There is no C so the 24VAC common is not connected. I have to install 2 AAA batteries per instruction.

Before installing this new thermostat, I perform a bench test as follows:
1) take a piece of cable with 5 wires in it (red, yellow, white, green and cyan)
2) connect 4 wires (as above) to the connector gang. The other end of this cable has 5 wires sticking out of the thermostat
3) connect the 24VAC hot to the red wire, common is NOT connected.

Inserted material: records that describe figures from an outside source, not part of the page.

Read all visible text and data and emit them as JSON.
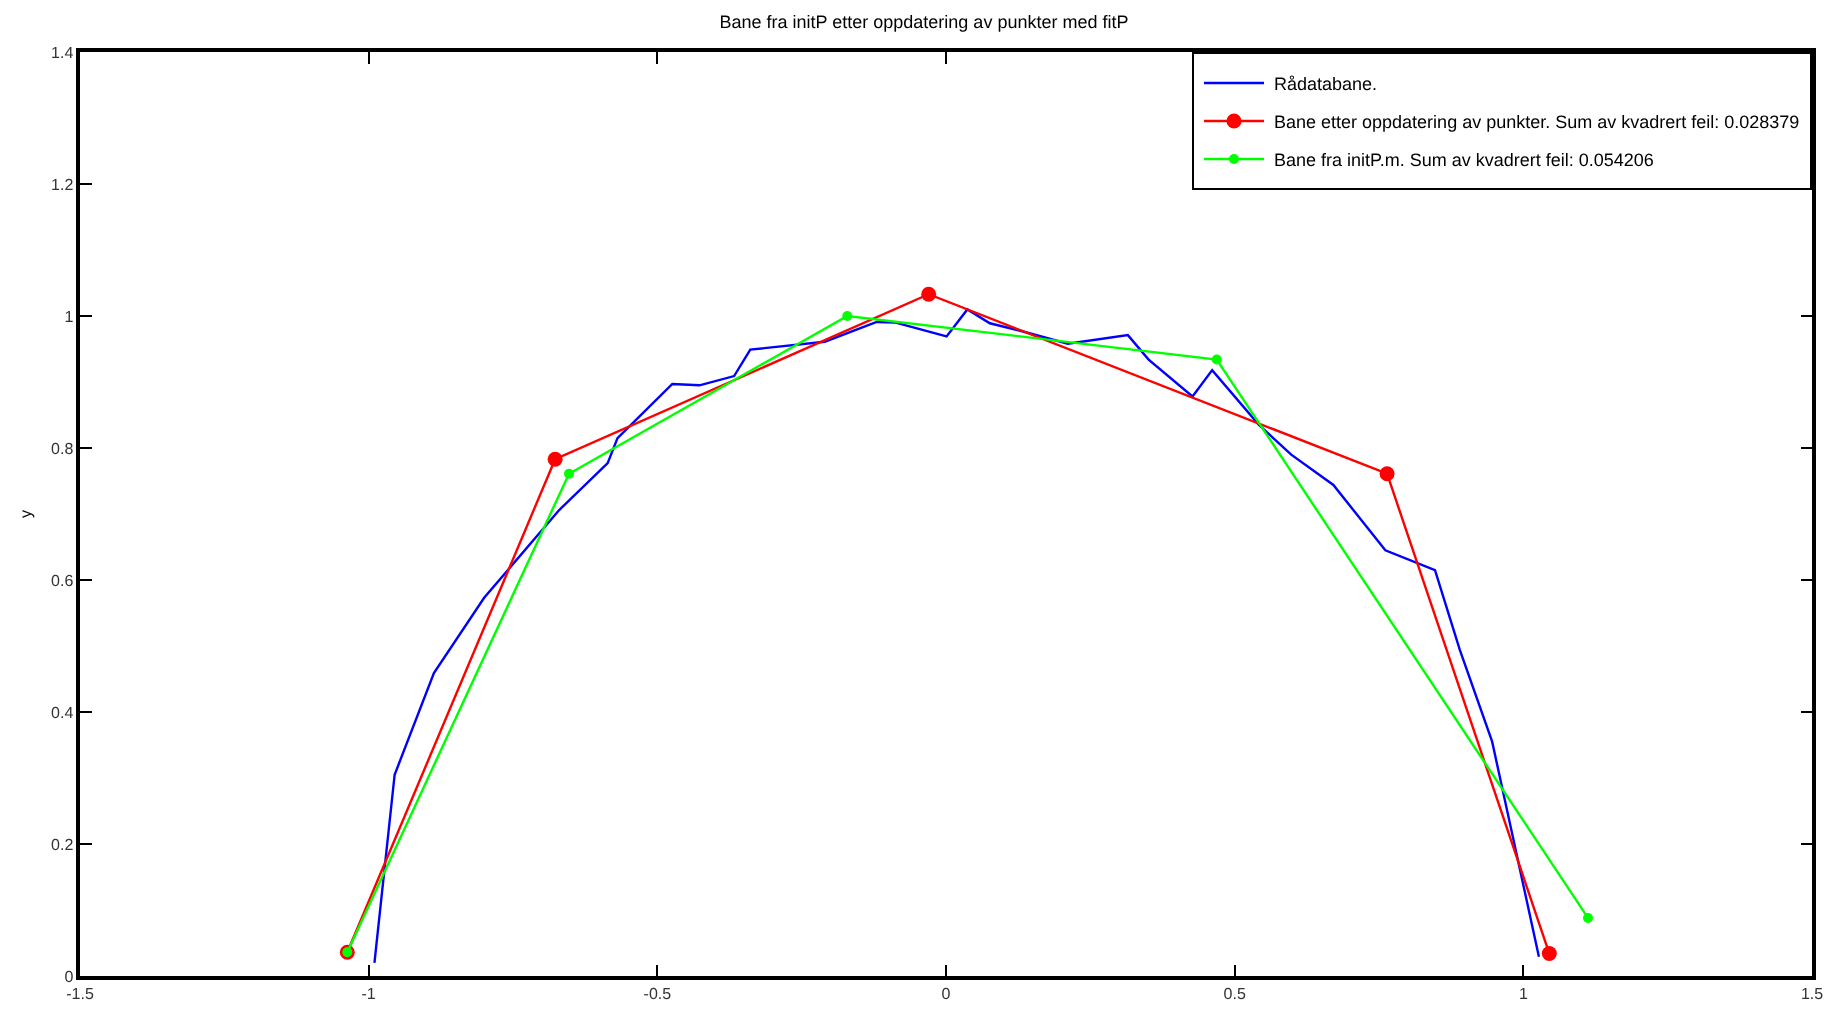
{
  "chart_data": {
    "type": "line",
    "title": "Bane fra initP etter oppdatering av punkter med fitP",
    "ylabel": "y",
    "xlim": [
      -1.5,
      1.5
    ],
    "xticks": [
      -1.5,
      -1,
      -0.5,
      0,
      0.5,
      1,
      1.5
    ],
    "ylim": [
      0,
      1.4
    ],
    "yticks": [
      0,
      0.2,
      0.4,
      0.6,
      0.8,
      1,
      1.2,
      1.4
    ],
    "legend": "top right",
    "series": [
      {
        "name": "Rådatabane.",
        "color": "#0000ff",
        "marker": "none",
        "x": [
          -0.99,
          -0.955,
          -0.887,
          -0.8,
          -0.67,
          -0.586,
          -0.569,
          -0.474,
          -0.427,
          -0.367,
          -0.339,
          -0.21,
          -0.12,
          -0.087,
          0.001,
          0.037,
          0.076,
          0.127,
          0.211,
          0.315,
          0.351,
          0.427,
          0.461,
          0.542,
          0.598,
          0.671,
          0.761,
          0.847,
          0.89,
          0.946,
          1.027
        ],
        "values": [
          0.02,
          0.305,
          0.459,
          0.573,
          0.706,
          0.777,
          0.815,
          0.897,
          0.895,
          0.909,
          0.949,
          0.961,
          0.991,
          0.99,
          0.969,
          1.01,
          0.989,
          0.978,
          0.958,
          0.971,
          0.934,
          0.878,
          0.918,
          0.835,
          0.79,
          0.744,
          0.645,
          0.615,
          0.494,
          0.355,
          0.029
        ]
      },
      {
        "name": "Bane etter oppdatering av punkter. Sum av kvadrert feil: 0.028379",
        "color": "#ff0000",
        "marker": "circle",
        "x": [
          -1.037,
          -0.677,
          -0.03,
          0.764,
          1.045
        ],
        "values": [
          0.036,
          0.783,
          1.033,
          0.761,
          0.034
        ]
      },
      {
        "name": "Bane fra initP.m. Sum av kvadrert feil: 0.054206",
        "color": "#00ff00",
        "marker": "circle",
        "x": [
          -1.037,
          -0.653,
          -0.171,
          0.469,
          1.112
        ],
        "values": [
          0.036,
          0.761,
          1.0,
          0.934,
          0.088
        ]
      }
    ]
  }
}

I use a voltmeter, set to 50 Volts AC range. The black wire connects to the 24V common of the transformer.
Test sequence is:
1) set fan to ON, voltage at the G wire shows around 24 volts (i.e. fan is turned ON)
2) set fan to OFF, and set temperature a few degree higher than current temperature: after a few seconds, the W wire shows 24 volts (i.e. heat is turned ON at the furnace). Problem is the G wire shows 0 volts even after 30 seconds the heat goes on.
3) lower the temperature setting to be lower than current temperature, after a few second the W wire shows 0 volts (i.e heater off)
All these tests are done without connecting any wire to the furnace/AC system. So the problem is somewhere in the thermostat. Bottom line: the fan only turns ON if set to ON. It stays off in AUTO mode no matter what.

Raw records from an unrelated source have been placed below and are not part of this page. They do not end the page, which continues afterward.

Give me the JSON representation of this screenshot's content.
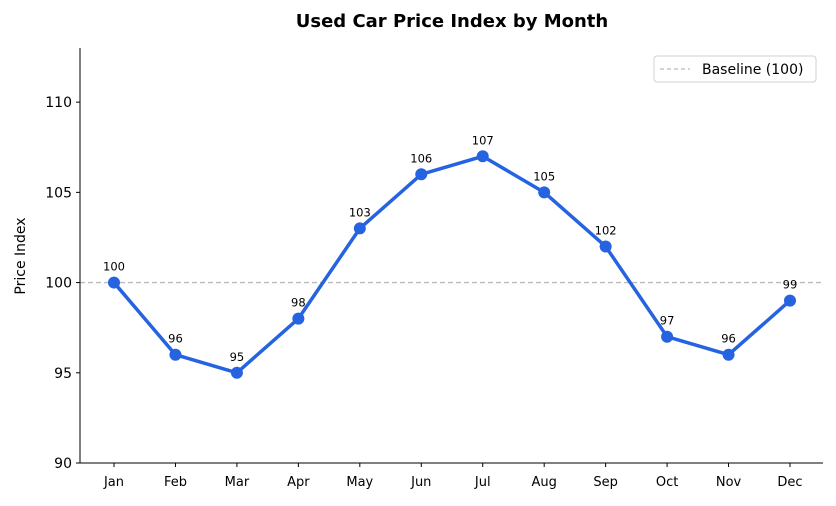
{
  "chart_data": {
    "type": "line",
    "title": "Used Car Price Index by Month",
    "xlabel": "",
    "ylabel": "Price Index",
    "categories": [
      "Jan",
      "Feb",
      "Mar",
      "Apr",
      "May",
      "Jun",
      "Jul",
      "Aug",
      "Sep",
      "Oct",
      "Nov",
      "Dec"
    ],
    "values": [
      100,
      96,
      95,
      98,
      103,
      106,
      107,
      105,
      102,
      97,
      96,
      99
    ],
    "ylim": [
      90,
      113
    ],
    "yticks": [
      90,
      95,
      100,
      105,
      110
    ],
    "grid": false,
    "legend_position": "top-right",
    "reference_line": {
      "label": "Baseline (100)",
      "value": 100,
      "style": "dashed",
      "color": "#bbbbbb"
    },
    "line_color": "#2563e0"
  }
}
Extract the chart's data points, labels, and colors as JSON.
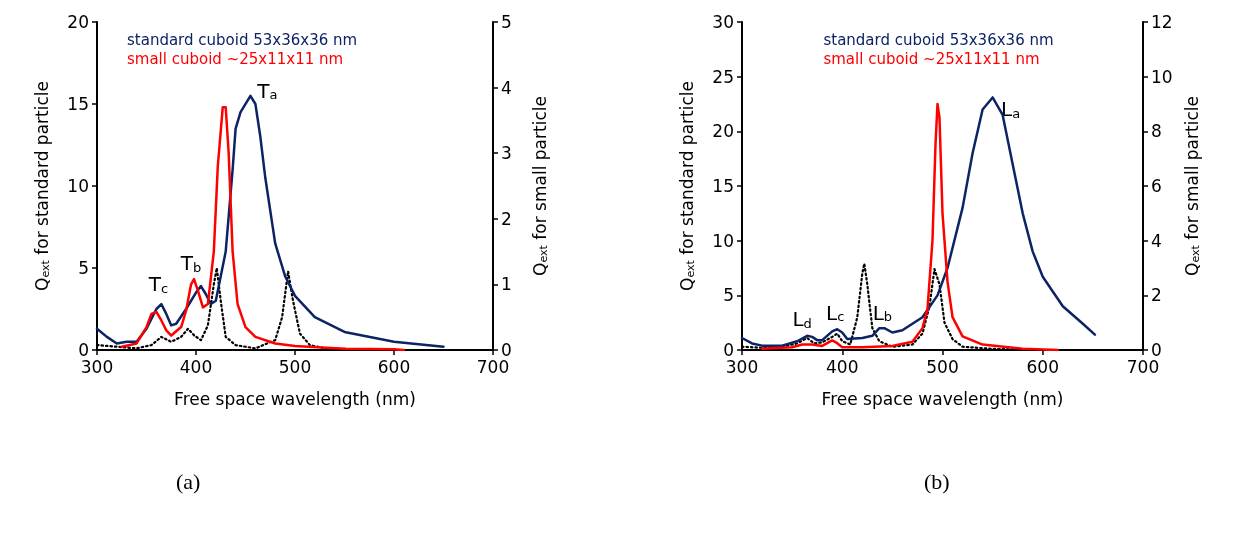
{
  "chart_data": [
    {
      "type": "line",
      "xlabel": "Free space wavelength (nm)",
      "ylabel": "Q$_{ext}$ for standard particle",
      "y2label": "Q$_{ext}$ for small particle",
      "xlim": [
        300,
        700
      ],
      "xticks": [
        300,
        400,
        500,
        600,
        700
      ],
      "ylim": [
        0,
        20
      ],
      "yticks": [
        0,
        5,
        10,
        15,
        20
      ],
      "y2lim": [
        0,
        5
      ],
      "y2ticks": [
        0,
        1,
        2,
        3,
        4,
        5
      ],
      "grid": false,
      "legend": "top left",
      "marker": "none",
      "series": [
        {
          "name": "standard cuboid 53x36x36 nm",
          "color": "#0c2466",
          "line_style": "solid",
          "x": [
            300,
            310,
            320,
            330,
            340,
            350,
            360,
            365,
            370,
            375,
            380,
            390,
            400,
            405,
            410,
            415,
            420,
            430,
            437,
            440,
            445,
            455,
            460,
            465,
            470,
            480,
            490,
            500,
            520,
            550,
            600,
            650
          ],
          "values": [
            1.3,
            0.8,
            0.4,
            0.5,
            0.5,
            1.3,
            2.5,
            2.8,
            2.2,
            1.5,
            1.6,
            2.5,
            3.5,
            3.9,
            3.4,
            2.8,
            3.0,
            6,
            11,
            13.5,
            14.5,
            15.5,
            15,
            13,
            10.5,
            6.5,
            4.5,
            3.3,
            2,
            1.1,
            0.5,
            0.2
          ]
        },
        {
          "name": "small cuboid ~25x11x11 nm",
          "color": "#ff0000",
          "axis": "y2",
          "line_style": "solid",
          "x": [
            325,
            340,
            350,
            355,
            360,
            365,
            370,
            375,
            385,
            390,
            395,
            398,
            402,
            407,
            412,
            418,
            422,
            427,
            430,
            433,
            437,
            442,
            450,
            460,
            480,
            500,
            550,
            600,
            610
          ],
          "values": [
            0.05,
            0.1,
            0.35,
            0.55,
            0.58,
            0.45,
            0.3,
            0.22,
            0.35,
            0.6,
            1.0,
            1.08,
            0.9,
            0.65,
            0.7,
            1.5,
            2.8,
            3.7,
            3.7,
            3.0,
            1.5,
            0.7,
            0.35,
            0.2,
            0.1,
            0.06,
            0.02,
            0.01,
            0
          ]
        },
        {
          "color": "#000000",
          "line_style": "dotted",
          "x": [
            300,
            320,
            340,
            355,
            365,
            375,
            385,
            392,
            398,
            405,
            412,
            418,
            421,
            425,
            430,
            440,
            460,
            480,
            487,
            493,
            498,
            505,
            515,
            530,
            560,
            600
          ],
          "values": [
            0.3,
            0.2,
            0.1,
            0.3,
            0.8,
            0.5,
            0.8,
            1.3,
            0.9,
            0.6,
            1.5,
            4,
            5,
            3,
            0.8,
            0.3,
            0.1,
            0.6,
            2,
            4.8,
            3,
            1,
            0.3,
            0.1,
            0.05,
            0
          ]
        }
      ],
      "annotations": [
        "T$_{c}$",
        "T$_{b}$",
        "T$_{a}$",
        "(a)"
      ]
    },
    {
      "type": "line",
      "xlabel": "Free space wavelength (nm)",
      "ylabel": "Q$_{ext}$ for standard particle",
      "y2label": "Q$_{ext}$ for small particle",
      "xlim": [
        300,
        700
      ],
      "xticks": [
        300,
        400,
        500,
        600,
        700
      ],
      "ylim": [
        0,
        30
      ],
      "yticks": [
        0,
        5,
        10,
        15,
        20,
        25,
        30
      ],
      "y2lim": [
        0,
        12
      ],
      "y2ticks": [
        0,
        2,
        4,
        6,
        8,
        10,
        12
      ],
      "grid": false,
      "legend": "top",
      "marker": "none",
      "series": [
        {
          "name": "standard cuboid 53x36x36 nm",
          "color": "#0c2466",
          "line_style": "solid",
          "x": [
            300,
            310,
            320,
            340,
            355,
            365,
            370,
            375,
            380,
            390,
            395,
            400,
            405,
            420,
            430,
            437,
            442,
            450,
            460,
            480,
            495,
            505,
            520,
            530,
            540,
            550,
            560,
            570,
            580,
            590,
            600,
            620,
            640,
            652
          ],
          "values": [
            1.1,
            0.6,
            0.4,
            0.4,
            0.8,
            1.3,
            1.2,
            0.9,
            0.9,
            1.7,
            1.9,
            1.6,
            1.0,
            1.1,
            1.3,
            2.0,
            2.0,
            1.6,
            1.8,
            3,
            5,
            7.5,
            13,
            18,
            22,
            23.1,
            21.5,
            17,
            12.5,
            9,
            6.7,
            4,
            2.4,
            1.4
          ]
        },
        {
          "name": "small cuboid ~25x11x11 nm",
          "color": "#ff0000",
          "axis": "y2",
          "line_style": "solid",
          "x": [
            320,
            350,
            360,
            370,
            380,
            390,
            395,
            400,
            420,
            450,
            470,
            480,
            485,
            490,
            493,
            495,
            497,
            500,
            505,
            510,
            520,
            540,
            580,
            615
          ],
          "values": [
            0.05,
            0.1,
            0.2,
            0.2,
            0.15,
            0.35,
            0.25,
            0.1,
            0.1,
            0.15,
            0.3,
            0.8,
            1.5,
            4,
            7.5,
            9,
            8.5,
            5,
            2.5,
            1.2,
            0.5,
            0.2,
            0.05,
            0
          ]
        },
        {
          "color": "#000000",
          "line_style": "dotted",
          "x": [
            300,
            320,
            340,
            355,
            365,
            372,
            380,
            390,
            395,
            400,
            408,
            415,
            420,
            422,
            425,
            430,
            437,
            450,
            470,
            480,
            487,
            492,
            497,
            502,
            510,
            520,
            550,
            600
          ],
          "values": [
            0.3,
            0.2,
            0.3,
            0.6,
            1.1,
            0.6,
            0.7,
            1.2,
            1.5,
            0.8,
            0.5,
            3,
            7,
            7.9,
            6,
            2,
            0.8,
            0.3,
            0.5,
            1.5,
            4,
            7.4,
            6,
            2.5,
            1,
            0.3,
            0.1,
            0
          ]
        }
      ],
      "annotations": [
        "L$_{d}$",
        "L$_{c}$",
        "L$_{b}$",
        "L$_{a}$",
        "(b)"
      ]
    }
  ]
}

I move forward to install this thermostat to my HVAC, the results are identical to the bench test.
I get an identical one from local store and repeat these tests. SAME RESULTS, FAN not working in AUTO mode.

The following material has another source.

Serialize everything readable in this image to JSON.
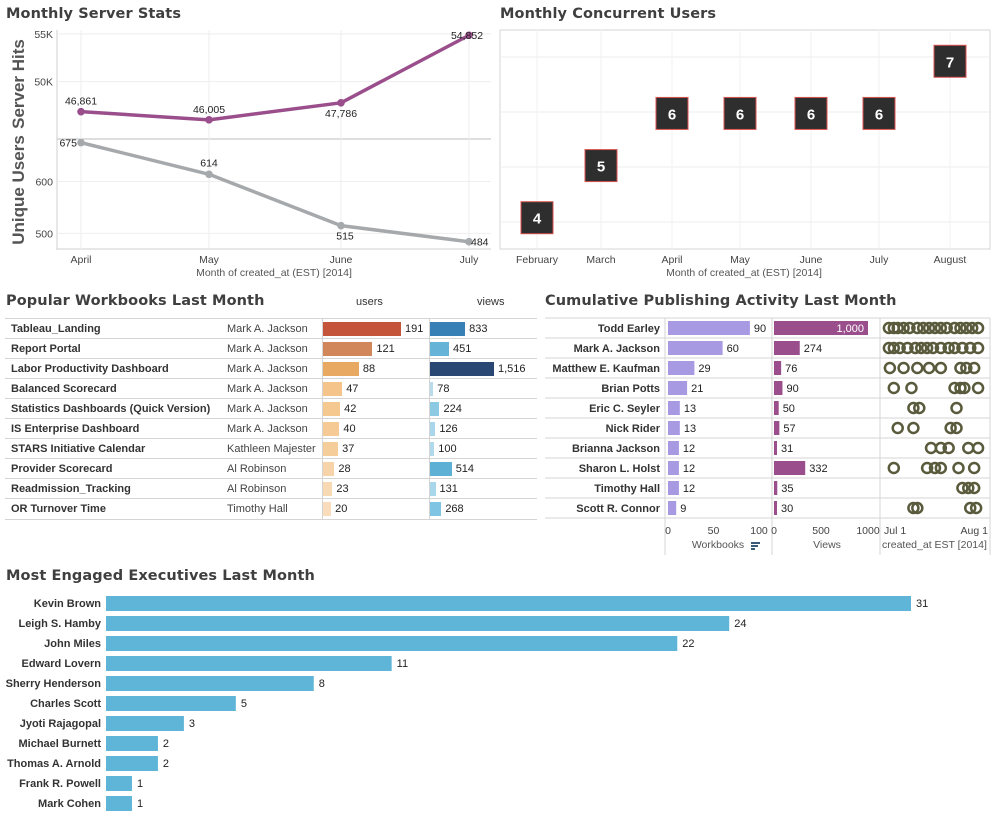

I appreciate all advises I could get on this. ;)
 
It would help to know if you tested the auto setting heat mode, cool mode, or both?
As stated in post 2, heat mode auto fan control will be handled by the furnace’s plenum temp switch.
 
The furnace does control the fan cycle in heat on typical units and in cooling mode the T-STAT controls the fan with regards to old school design.
Modern T-Stats are constantly being re-eingneered and OVER engineered. Battery powered, also often times known as " Power Stealing " thermostats are not a good choice ever for any reason, because when the batterys go low they will not switch. You are 100x better running a common wire and getting rid of the nonsensical batteries which are wasteful and useless. Some of this Solid state TEK will behave strangely when attempting to run what would seem like logical DIAG. tests because it too loaded up with electronics and does not behave like relay logic. People that are not trained in electronics do not think in this way and for good reason. Modern furnaces no longer run on Temp based fan limits, but on time based ones which is a function of the control logic for that model. In the past is was on TEMP and the controls were mechanical bimetal in nature. This is with respect to gas heat. The old electric heat sequencers are time based devices that close after a delay which depends on the model. First stage electric SEQ. generally also triggers the blower fan. A major lot of product is bad out of the box these days. It happens. Also the programmable T-stats are the most over Engineered of all. I used to carry a library on my truck just for those, AND they make for a huge amount of service calls that would not otherwise ever happen. Time wasters in the large because most mortals cannot operate them correctly. They only work in certain settings with intelligent operation.
 
Is this for an electric furnace? I believe this is user error.

In gas mode, you power up W and the AHU does the fan control. The G is not powered unless the thermostat is trying to manually command the unit to turn on the fan without heat.

In elec mode, thermostat controls the fan, so in heat mode, thermostat powers both W & G.
That's the whole reason why there's gas/electric setting.